Many frustrations come with being an accomplished boundary-defying musical artist such as myself. But the biggest might be people trying to fit me into that unbearably restrictive box known as “genre.” This is why I now feel the need to go on the record finally and insist that nobody try to attach that kind of reductive label to my music. The only exception is if it happens to be one of the subgenres I’ve deemed would give me clout to be associated with.

Years ago, a roommate introducing me to her boyfriend told him that I make “electronic music.” Because for some reason, if you make music exclusively on a laptop with Ableton, people decide that you’re trying to be Skrillex. But then, a few weeks later, this guy whose blog I submitted it to referred to it as “deconstructed club.” and “electropunk.” Once I found out what that meant, I was all in!
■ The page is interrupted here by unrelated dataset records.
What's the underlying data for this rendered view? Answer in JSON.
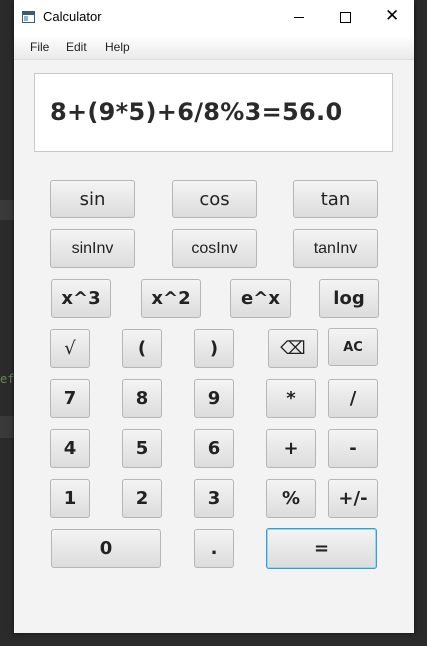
{
  "window": {
    "title": "Calculator",
    "controls": {
      "minimize": "",
      "close": "✕"
    }
  },
  "menubar": {
    "items": [
      "File",
      "Edit",
      "Help"
    ]
  },
  "display": {
    "expression": "8+(9*5)+6/8%3=56.0"
  },
  "buttons": {
    "sin": "sin",
    "cos": "cos",
    "tan": "tan",
    "sinInv": "sinInv",
    "cosInv": "cosInv",
    "tanInv": "tanInv",
    "cube": "x^3",
    "square": "x^2",
    "exp": "e^x",
    "log": "log",
    "sqrt": "√",
    "lparen": "(",
    "rparen": ")",
    "backspace": "⌫",
    "clear": "AC",
    "d7": "7",
    "d8": "8",
    "d9": "9",
    "mul": "*",
    "div": "/",
    "d4": "4",
    "d5": "5",
    "d6": "6",
    "add": "+",
    "sub": "-",
    "d1": "1",
    "d2": "2",
    "d3": "3",
    "mod": "%",
    "negate": "+/-",
    "d0": "0",
    "dot": ".",
    "equals": "="
  },
  "background": {
    "editor_fragment": "ef"
  },
  "colors": {
    "focus_border": "#2d9fd9",
    "button_top": "#f4f4f4",
    "button_bottom": "#dcdcdc"
  }
}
Or how about when I started toying with prepared guitars and banjos tuned to Drop C, and my dad said in the yearly letter that I was making “folk rock.” Yeah, Dad. I’m sure The Lumineers would love to have me open for them. I get that he might be a little out of the loop when it comes to music, but if someone who bought my album on Bandcamp recognized it as “post-new weird America,” why can’t everyone else?

But no matter how hard you try to make something impossible to categorize, somehow, someone always comes through to put it in a dull, drab box inside of a shiny, exciting box. A few weeks ago, I released a tape consisting solely of degraded recordings of my carbon monoxide detector battery dying. A now-former friend called it “minimalism.” Meanwhile, someone I now recognize as a true friend rightfully labeled it as “post-minimalism.”

Now, you may be wondering, what makes one genre “cool” and another “not cool”? And, if I were to elaborate, you might reply by arguing that my system is rooted in an unhealthy fear of being grouped in a perceived conformist way yet still longing for community acceptance and validation on some level.

Well, that’s your problem, not mine.